Un novedoso experimento aportará datos sobre la situación de la capa de ozono en la zona ecuatorial.  Estos valiosos datos también revelarán la calidad del aire capitalino.

Un novedoso experimento aportará datos sobre la situación de la capa de ozono en la zona ecuatorial.  Estos valiosos datos también revelarán la calidad del aire capitalino.

Cuando pensamos en globos, inmediatamente nos viene a la cabeza la idea de fiesta…y es que algo parecido a una celebración se llevó a cabo en una de las terrazas de la USFQ en el mes de junio,  cuando un equipo liderado por María del Carmen Cazorla -directora del Instituto de Investigaciones Atmosféricas de la Universidad- lanzó un globo meteorológico para medir ciertas variables físicas de la atmósfera.  “Una de mis inquietudes es saber cuánto ozono vemos en la capa de ozono, es decir a 30 kilómetros de altura y cuánto vemos a nivel superficial” comenta entusiasmada.

La capa de ozono es el sitio de la atmósfera donde se concentra este gas que -en realidad- es una forma de oxígeno.  Más del 90% del ozono del planeta está a más de 15 kilómetros del suelo y allí cumple la función de escudo contra las radiaciones nocivas que llegan a la Tierra desde el espacio. 

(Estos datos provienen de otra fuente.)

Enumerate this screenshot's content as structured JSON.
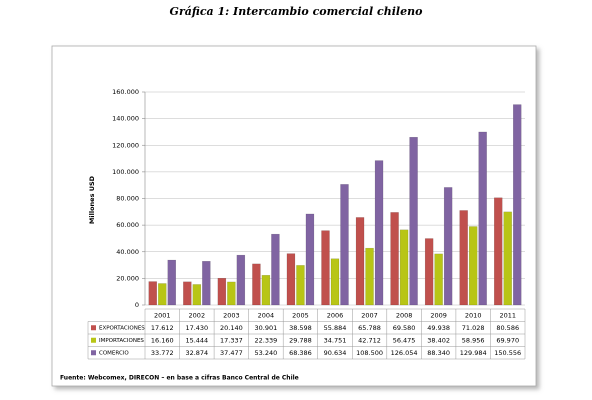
{
  "chart_data": {
    "type": "bar",
    "title": "Gráfica 1: Intercambio comercial chileno",
    "y_label": "Millones USD",
    "source": "Fuente:  Webcomex, DIRECON – en base a cifras Banco Central de Chile",
    "categories": [
      "2001",
      "2002",
      "2003",
      "2004",
      "2005",
      "2006",
      "2007",
      "2008",
      "2009",
      "2010",
      "2011"
    ],
    "series": [
      {
        "name": "EXPORTACIONES",
        "color": "#c0504d",
        "values": [
          17612,
          17430,
          20140,
          30901,
          38598,
          55884,
          65788,
          69580,
          49938,
          71028,
          80586
        ],
        "value_labels": [
          "17.612",
          "17.430",
          "20.140",
          "30.901",
          "38.598",
          "55.884",
          "65.788",
          "69.580",
          "49.938",
          "71.028",
          "80.586"
        ]
      },
      {
        "name": "IMPORTACIONES",
        "color": "#b8c516",
        "values": [
          16160,
          15444,
          17337,
          22339,
          29788,
          34751,
          42712,
          56475,
          38402,
          58956,
          69970
        ],
        "value_labels": [
          "16.160",
          "15.444",
          "17.337",
          "22.339",
          "29.788",
          "34.751",
          "42.712",
          "56.475",
          "38.402",
          "58.956",
          "69.970"
        ]
      },
      {
        "name": "COMERCIO",
        "color": "#8064a2",
        "values": [
          33772,
          32874,
          37477,
          53240,
          68386,
          90634,
          108500,
          126054,
          88340,
          129984,
          150556
        ],
        "value_labels": [
          "33.772",
          "32.874",
          "37.477",
          "53.240",
          "68.386",
          "90.634",
          "108.500",
          "126.054",
          "88.340",
          "129.984",
          "150.556"
        ]
      }
    ],
    "ylim": [
      0,
      160000
    ],
    "yticks": [
      0,
      {
        "value": 20000,
        "label": "20.000"
      },
      {
        "value": 40000,
        "label": "40.000"
      },
      {
        "value": 60000,
        "label": "60.000"
      },
      {
        "value": 80000,
        "label": "80.000"
      },
      {
        "value": 100000,
        "label": "100.000"
      },
      {
        "value": 120000,
        "label": "120.000"
      },
      {
        "value": 140000,
        "label": "140.000"
      },
      {
        "value": 160000,
        "label": "160.000"
      }
    ],
    "grid": true
  }
}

La capa de ozono ha sido estudiada en varios puntos del planeta pero en el Ecuador continental nunca se habían hecho mediciones de este componente.  Los datos que arroje esta investigación ayudarán a entender qué está pasando en la atmósfera. “Las mediciones se han hecho en Estados Unidos, Canadá y  Europa, pero la capa de ozono está alrededor de todo el globo y para saber realmente qué pasa con ella necesitamos tener mediciones alrededor del globo. Sólo ahí vamos a tener el panorama completo” nos explica Bryan Johnson uno de los investigadores de la NOAA, la administración oceanográfica y atmosférica de los Estados Unidos, institución que colaboró con este experimento.

Pero no todo el ozono está en la zona alta…una pequeña porción está a nivel de la superficie, y cuando los gases de combustión de los automóviles y de las centrales térmicas causan su concentración, se produce el llamado esmog fotoquímico, un elemento peligroso  para los seres vivos por ser fuertemente oxidante. La sonda entonces, también servirá para generar datos propios muy útiles a nivel local, porque como lo explica María del Carmen Cazorla permitirá conocer la calidad de nuestro aire, ya que por primera vez se medirá qué altitud tiene la llamada “capa de mezcla”  que es la capa donde se encuentra la contaminación atmosférica.

Esta novedosa investigación constituye una excelente oportunidad para que los estudiantes hagan experimentación.  Porque ciencia es investigación…la investigación necesita datos y recoger datos es el primer paso para encarar los problemas ambientales.